U.S. Air Force Airman 1st Class Sydnii Austin, 14th Aircraft Maintenance Unit electrical environmental systems technician, stands in front of a light cart at Misawa Air Base, Japan, Jan. 16, 2017. Every couple of months, the AMUs and Fighter Squadrons conduct night operations, increasing temporary duty and deployment readiness. (U.S. Air Force photo by Senior Airman Brittany A. Chase)

When night falls

U.S. Air Force Airman 1st Class Kyler Record, 14th Aircraft Maintenance Unit dedicated crew chief, inspects an F-16 Fighting Falcon at Misawa Air Base, Japan, Jan. 16, 2017. Every couple of months, the AMUs and Fighter Squadrons conduct night operations, increasing temporary duty and deployment readiness. (U.S. Air Force photo by Senior Airman Brittany A. Chase)

Light cart lights the way

U.S. Air Force Airman 1st Class Kyler Record, 14th Aircraft Maintenance Unit dedicated crew chief, stands in front of a light cart at Misawa Air Base, Japan, Jan. 16, 2017. Every couple of months, the AMUs and Fighter Squadrons conduct night operations, increasing temporary duty and deployment readiness. (U.S. Air Force photo by Senior Airman Brittany A. Chase)

Mashling light sticks

U.S. Air Force Airman 1st Class Sydnii Auston, 14th Aircraft Maintenance Unit electrical environmental systems technician, holds marshalling light sticks at Misawa Air Base, Japan, Jan. 16, 2017. Every couple of months, the AMUs and Fighter Squadrons conduct night operations, increasing temporary duty and deployment readiness. (U.S. Air Force photo by Senior Airman Brittany A. Chase)

Looking through panels

U.S. Air Force Airman 1st Class Kyler Record, 14th Aircraft Maintenance Unit dedicated crew chief, inspects an F-16 Fighting Falcon panel at Misawa Air Base, Japan, Jan. 16, 2017. Every couple of months, Airmen who typically work day shift switch to nights in order to gain the necessary experience for optimal combat readiness. (U.S. Air Force photo by Senior Airman Brittany A. Chase)

Posing at night

U.S. Air Force Airman 1st Class Kyler Record, a 14th Aircraft Maintenance Unit dedicated crew chief, poses for a photo on top of an F-16 Fighting Falcon at Misawa Air Base, Japan, Jan. 16, 2017. Every couple of months, Record and other maintainers conduct night operations, increasing temporary duty and deployment readiness by working in limited visibility and harsh weather. (U.S. Air Force photo by Senior Airman Brittany A. Chase)

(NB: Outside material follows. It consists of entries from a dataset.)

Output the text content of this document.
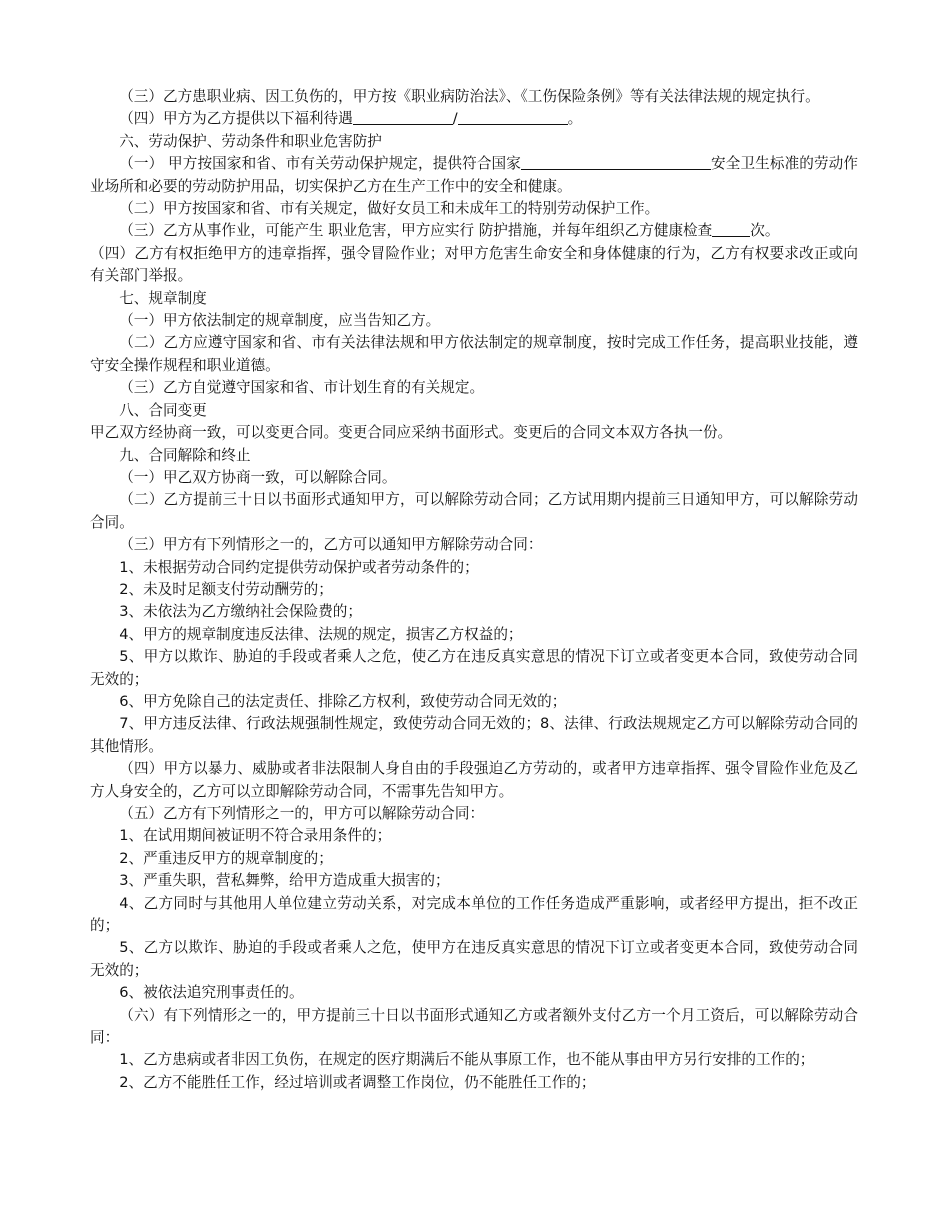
（三）乙方患职业病、因工负伤的，甲方按《职业病防治法》、《工伤保险条例》等有关法律法规的规定执行。

（四）甲方为乙方提供以下福利待遇	/	。

六、劳动保护、劳动条件和职业危害防护

（一） 甲方按国家和省、市有关劳动保护规定，提供符合国家	安全卫生标准的劳动作业场所和必要的劳动防护用品，切实保护乙方在生产工作中的安全和健康。

（二）甲方按国家和省、市有关规定，做好女员工和未成年工的特别劳动保护工作。

（三）乙方从事作业，可能产生 职业危害，甲方应实行 防护措施，并每年组织乙方健康检查	次。

（四）乙方有权拒绝甲方的违章指挥，强令冒险作业；对甲方危害生命安全和身体健康的行为，乙方有权要求改正或向有关部门举报。

七、规章制度

（一）甲方依法制定的规章制度，应当告知乙方。

（二）乙方应遵守国家和省、市有关法律法规和甲方依法制定的规章制度，按时完成工作任务，提高职业技能，遵守安全操作规程和职业道德。

（三）乙方自觉遵守国家和省、市计划生育的有关规定。

八、合同变更

甲乙双方经协商一致，可以变更合同。变更合同应采纳书面形式。变更后的合同文本双方各执一份。

九、合同解除和终止

（一）甲乙双方协商一致，可以解除合同。

（二）乙方提前三十日以书面形式通知甲方，可以解除劳动合同；乙方试用期内提前三日通知甲方，可以解除劳动合同。

（三）甲方有下列情形之一的，乙方可以通知甲方解除劳动合同：

1、未根据劳动合同约定提供劳动保护或者劳动条件的；

2、未及时足额支付劳动酬劳的；

3、未依法为乙方缴纳社会保险费的；

4、甲方的规章制度违反法律、法规的规定，损害乙方权益的；

5、甲方以欺诈、胁迫的手段或者乘人之危，使乙方在违反真实意思的情况下订立或者变更本合同，致使劳动合同无效的；

6、甲方免除自己的法定责任、排除乙方权利，致使劳动合同无效的；

7、甲方违反法律、行政法规强制性规定，致使劳动合同无效的；8、法律、行政法规规定乙方可以解除劳动合同的其他情形。

（四）甲方以暴力、威胁或者非法限制人身自由的手段强迫乙方劳动的，或者甲方违章指挥、强令冒险作业危及乙方人身安全的，乙方可以立即解除劳动合同，不需事先告知甲方。

（五）乙方有下列情形之一的，甲方可以解除劳动合同：

1、在试用期间被证明不符合录用条件的；

2、严重违反甲方的规章制度的；

3、严重失职，营私舞弊，给甲方造成重大损害的；

4、乙方同时与其他用人单位建立劳动关系，对完成本单位的工作任务造成严重影响，或者经甲方提出，拒不改正的；

5、乙方以欺诈、胁迫的手段或者乘人之危，使甲方在违反真实意思的情况下订立或者变更本合同，致使劳动合同无效的；

6、被依法追究刑事责任的。

（六）有下列情形之一的，甲方提前三十日以书面形式通知乙方或者额外支付乙方一个月工资后，可以解除劳动合同：

1、乙方患病或者非因工负伤，在规定的医疗期满后不能从事原工作，也不能从事由甲方另行安排的工作的；

2、乙方不能胜任工作，经过培训或者调整工作岗位，仍不能胜任工作的；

MISAWA AIR BASE, Japan -- Clear blue skies aren't guaranteed when a mission is tasked, so the aircraft maintenance units and fighter squadrons at Misawa Air Base, Japan, frequently conduct night operations to increase abilities to operate in any conditions.

“A vital part of our mission at Misawa is the ability to execute 24-hour operations,” said Capt. Kayla Pipe, the 14th AMU officer in charge. “When we deploy, we continuously have jets in the air and fly around-the-clock sorties. Being familiar with flying at night prepares maintenance to execute the Wild Weasel mission 24/7.”

Pilots need their maintenance teams to be top notch while turning wrenches in the dark; during night operations, maintainers take extra precautions and extra time to launch jets safely.

“Performing maintenance during nighttime operations differs from your typical work day but not in a major way,” said Senior Airman Gage Putman, a 14th AMU dedicated crew chief. “It becomes even more critical that the work we do out here is done well, and inspections are given a little extra effort.”

Pipe added maintainers must learn to operate when there is no natural light, meaning they must rely on flash lights, light carts and hardened aircraft shelter lighting, making it harder to see threats and potential hazards.

“Inspections at night take more time due to the weather and lighting,” Putman said. “We verify we have the right equipment to keep our work areas lit, double check all of our aircraft lights and we spend a little extra time removing some of the ice.”

Although maintenance has set shifts like days, mid shift and night shift, during these night operations, they have day shift change to nights, ensuring every maintainer gains the necessary experience.

“We perform night operations to keep our pilots' night flying qualifications up-to-date and to keep our maintainers sharp on how to launch, recover and fix aircraft during hours of darkness,” continued Pipe.

These routine night operations continually allow all Airmen to stay mission-ready and capable of handling any operations, day or night.

“Maintainers are very familiar with working at night, but flying at night is a less practiced skill that is vital to the mission,” said Pipe. “Thus, we practice night flying so both maintenance and operations are 100 percent qualified and ready to go when called upon.”